Opening their hearts: Stories of kindness in a pandemic
A restaurant owner, a photographer and a dance studio operator find ways to help their communities
In the wee hours of the morning, Wes Corey is typically dreaming up meals for people in his hometown who don't have enough to eat.
Since the COVID-19 outbreak, some of the Woodstock area's most vulnerable population has been forced to stay home without enough food to eat during the day. This includes both seniors and children.
"We don't realize the depth it hurts these people," said Corey, owner of The River restaurant in Woodstock, a town about 100 kilometres northwest of Fredericton.
On March 19, Corey started offering free bagged lunches for pickup outside his Carleton County restaurant.
"It only made sense when times get tough that we step up and help out," he said.
Corey said it didn't take long for residents to start asking how they could chip in and help.
"This is when we knew we were part of something bigger," he said.
For more than two weeks, Corey's group has also been working alongside church groups to provide Sunday deliveries to seniors and people who can't leave their homes.
If you have the ability to do something to help, you should.- Erin Hennessy, business owner
The group has provided at least 1,150 lunches and 700 Sunday dinners for residents.
These meals have included everything from stew to turkey and peanut butter sandwiches.
During pickups, families also wait in their vehicles and arrive at the pickup station one at a time. For dinners, volunteers are able to drop off meal deliveries at residents' homes.
"The right people are getting the help they need," he said.
Every photo tells a story
Over the past few weeks, Andrea Chase-Cormier has been busy snapping her camera and taking photos of residents.
More than 70 families have requested a session of Smiles from your Stoop, where people can take five-minute family photos in and around their homes in the Sackville area.
She takes the photos from at least six feet away from each family.
And instead of payment, Chase-Cormier is asking families to donate funds to the food bank in Sackville.
"It's a way for people to see that other people are doing OK and get together with their families and have fun," said Chase-Cormier, who has been a photographer for 12 years.
She came up with the idea after speaking with a pastor in the area, who told her the Sackville Food Bank was in need of donations.
The photo shoots are also a chance for families to collect memories during these peculiar times.
Once the photos are taken, Chase-Cormier will write up a personal story about each family to accompany the photos she posts online.
It has allowed her to learn more about the people living in her community.
"It's different to break into those relationships and create a relationship in those five minutes."
Of the many stories she's written, one includes a young boy named Landon, who lives in the area and saved his money to buy himself his first cow and feed. He then took out a loan from his mom to buy fencing. He had gone to auctions and learned about bidding, buying and selling livestock.
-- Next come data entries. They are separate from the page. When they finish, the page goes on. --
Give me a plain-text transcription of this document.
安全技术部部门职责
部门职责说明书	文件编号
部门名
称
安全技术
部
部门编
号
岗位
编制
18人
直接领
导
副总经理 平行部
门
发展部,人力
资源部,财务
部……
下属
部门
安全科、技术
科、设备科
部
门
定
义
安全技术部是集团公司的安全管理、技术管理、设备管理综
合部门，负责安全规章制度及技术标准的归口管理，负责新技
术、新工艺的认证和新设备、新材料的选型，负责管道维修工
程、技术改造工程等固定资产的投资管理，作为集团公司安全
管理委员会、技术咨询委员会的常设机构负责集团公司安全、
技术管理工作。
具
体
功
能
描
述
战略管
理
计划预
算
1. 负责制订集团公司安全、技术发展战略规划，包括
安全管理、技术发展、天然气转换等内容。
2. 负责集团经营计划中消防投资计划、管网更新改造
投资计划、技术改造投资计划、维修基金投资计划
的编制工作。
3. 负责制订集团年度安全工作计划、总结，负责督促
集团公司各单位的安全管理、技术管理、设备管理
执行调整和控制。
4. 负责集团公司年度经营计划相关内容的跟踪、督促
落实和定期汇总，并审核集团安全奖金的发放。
She also wrote a story about another woman in neighbouring Nova Scotia who wanted photos of her parents in Sackville so she could see them during the pandemic.
"Everybody comes out and has a smile and a story to tell," she said.
Masked by kindness
When Erin Hennesy decided to close her dance studio, she needed to keep herself busy.
So she decided to make homemade masks for people in her Bathurst community.
"Instead of going into a bit of a depression, going from working seven days a week and keeping busy, I decided to switch gears a little bit and do what I could to help."
So she did her research online and made masks out of three layers of cotton that resemble a N95 mask.
Hennessy, who's familiar with designing dance costumes for students at her studio, decided to use old fabric from around the house.
This would give the masks a bit of a spunky edge. Some of these designs included pictures of Batman and unicorns.
"I switched from spandex to cotton basically."
She has had at least 50 orders in the area and has donated to her products to the homeless shelter, seniors and relatives.
Some people in the Bathurst community have also been donating money and fabric so she can continuing making products for residents, free of cost.
One local business, Glendenning Flowers, even donated wires to help make the masks.
She said it's important that everyone in the community does their part to help out, whether that's calling a loved one or staying home.
"If you have the ability to do something to help, you should."